Curiously, once more, she was not afraid. Not like when she had seen the mice. In fact she felt oddly calm. Of course, she thought drowsily, two things were happening back then: the thing I didn't believe in was turning out to be true, and that's always a shock, and then the way it was true was pretty gruesome. Now, however, I already know it's true about the soot (though a bit of her still couldn't quite believe it), and it's nice. Well, sort of.

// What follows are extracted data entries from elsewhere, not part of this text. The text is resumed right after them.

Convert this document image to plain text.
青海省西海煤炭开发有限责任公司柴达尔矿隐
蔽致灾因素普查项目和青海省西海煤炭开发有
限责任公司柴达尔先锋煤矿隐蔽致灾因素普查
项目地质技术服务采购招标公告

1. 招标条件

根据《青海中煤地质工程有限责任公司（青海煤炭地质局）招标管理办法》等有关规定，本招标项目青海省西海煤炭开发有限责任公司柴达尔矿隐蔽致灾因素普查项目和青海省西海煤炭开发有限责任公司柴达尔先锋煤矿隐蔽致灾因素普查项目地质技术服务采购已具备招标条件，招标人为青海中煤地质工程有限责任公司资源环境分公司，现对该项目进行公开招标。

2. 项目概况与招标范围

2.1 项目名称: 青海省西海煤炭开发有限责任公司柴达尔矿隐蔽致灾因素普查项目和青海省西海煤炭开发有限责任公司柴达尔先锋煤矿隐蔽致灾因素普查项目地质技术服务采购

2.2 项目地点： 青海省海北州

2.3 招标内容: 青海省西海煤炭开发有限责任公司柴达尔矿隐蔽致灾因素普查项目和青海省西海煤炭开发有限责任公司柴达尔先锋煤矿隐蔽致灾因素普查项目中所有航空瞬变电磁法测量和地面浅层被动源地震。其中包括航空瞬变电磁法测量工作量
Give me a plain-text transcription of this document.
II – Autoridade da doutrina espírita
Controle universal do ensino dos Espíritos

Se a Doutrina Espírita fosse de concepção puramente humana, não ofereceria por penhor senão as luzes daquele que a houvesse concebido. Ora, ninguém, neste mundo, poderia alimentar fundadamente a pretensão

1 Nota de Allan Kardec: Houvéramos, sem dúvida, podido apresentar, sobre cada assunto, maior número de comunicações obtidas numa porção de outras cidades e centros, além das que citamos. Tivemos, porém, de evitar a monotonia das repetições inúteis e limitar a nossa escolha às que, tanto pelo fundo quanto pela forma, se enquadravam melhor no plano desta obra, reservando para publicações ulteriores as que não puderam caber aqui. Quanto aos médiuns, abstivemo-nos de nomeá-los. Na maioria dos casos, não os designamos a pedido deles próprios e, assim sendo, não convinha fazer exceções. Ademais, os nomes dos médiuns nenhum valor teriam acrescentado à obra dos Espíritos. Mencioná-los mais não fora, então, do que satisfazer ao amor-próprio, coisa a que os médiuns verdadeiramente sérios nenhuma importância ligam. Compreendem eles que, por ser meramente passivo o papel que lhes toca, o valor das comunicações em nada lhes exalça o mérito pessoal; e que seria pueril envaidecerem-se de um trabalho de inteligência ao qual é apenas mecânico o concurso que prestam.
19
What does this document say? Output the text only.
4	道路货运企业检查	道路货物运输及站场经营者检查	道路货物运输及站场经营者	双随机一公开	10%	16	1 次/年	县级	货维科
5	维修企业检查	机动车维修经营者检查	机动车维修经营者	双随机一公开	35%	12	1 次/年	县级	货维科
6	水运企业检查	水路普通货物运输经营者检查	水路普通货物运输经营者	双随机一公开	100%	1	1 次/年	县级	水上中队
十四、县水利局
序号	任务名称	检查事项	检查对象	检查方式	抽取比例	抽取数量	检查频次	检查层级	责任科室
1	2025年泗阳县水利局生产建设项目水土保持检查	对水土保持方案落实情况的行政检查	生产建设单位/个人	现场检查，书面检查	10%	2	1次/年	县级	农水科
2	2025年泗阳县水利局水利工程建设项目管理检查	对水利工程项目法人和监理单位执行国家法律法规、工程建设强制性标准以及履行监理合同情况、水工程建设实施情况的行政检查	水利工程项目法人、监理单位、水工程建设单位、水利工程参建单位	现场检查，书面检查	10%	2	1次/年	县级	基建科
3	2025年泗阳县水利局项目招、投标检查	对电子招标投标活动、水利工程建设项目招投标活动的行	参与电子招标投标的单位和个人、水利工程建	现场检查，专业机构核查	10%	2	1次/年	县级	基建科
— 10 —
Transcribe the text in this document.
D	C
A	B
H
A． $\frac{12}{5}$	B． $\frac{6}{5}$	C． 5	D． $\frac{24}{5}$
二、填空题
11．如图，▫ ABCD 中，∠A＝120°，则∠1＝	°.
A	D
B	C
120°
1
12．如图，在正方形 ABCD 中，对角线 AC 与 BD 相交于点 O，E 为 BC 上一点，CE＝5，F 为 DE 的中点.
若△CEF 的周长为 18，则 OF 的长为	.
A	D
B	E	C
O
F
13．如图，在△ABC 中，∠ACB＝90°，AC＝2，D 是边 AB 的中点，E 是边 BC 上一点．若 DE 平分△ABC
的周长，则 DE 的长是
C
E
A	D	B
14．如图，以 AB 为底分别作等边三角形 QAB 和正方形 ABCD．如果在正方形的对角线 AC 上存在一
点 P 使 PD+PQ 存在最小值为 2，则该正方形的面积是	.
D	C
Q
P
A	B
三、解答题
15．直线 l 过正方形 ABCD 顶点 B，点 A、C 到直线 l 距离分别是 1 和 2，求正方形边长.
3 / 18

She couldn't make out its shape, but sensed that the darkness was denser where its body should be. It seemed a lot bigger than any kitten she had ever seen. Thankfully, she also sensed that it was pleased. That horrible ratchety noise was only purring. The bedroom was really hot and sweaty because the soot-kitten was giving off a lot of heat, so she carefully peeled a blanket off the bed. It showed no signs of moving, so she settled down and went to sleep again, lulled by the peculiar noise. The last thought she had before dropping off was that the kitten should really be called 'The Soot' -- not 'Soot,' but 'The Soot.'

That morning the house was spotless (apart from the foot of the bed, where the wood was scorched). It was also very snug and warm. At breakfast she was trying to remember the name she had given the kitten before falling asleep, so she opened the little black book at the chapter called "Benefits of The Soot-Kitt", and ate her stale toast, and read:

'A well-fed kitt will radiate warmth and well-being throughout the home. It can also help with cooking: fish should be hung up in the fireplace. The Soot will come down and breathe upon them overnight. Ham and cheese can also be treated in this way.'

'"The Soot" -- that was it,' she thought. 'Perhaps I should invite the bookseller over for breakfast tomorrow.' She didn't want to be owing her for the book, and perhaps that would make it alright. She'd have to buy some unsmoked fish first, though.

She wondered how much money she actually did have left. Sometimes there were five pound notes scrumpled up among the receipts her father jammed into his pockets or the desk drawer. Then she saw the heading 'Soot Magic' which was followed by a warning in brackets: '(For the Adept)'.

'Cool,' she thought. And that was when everything started to get seriously frightening.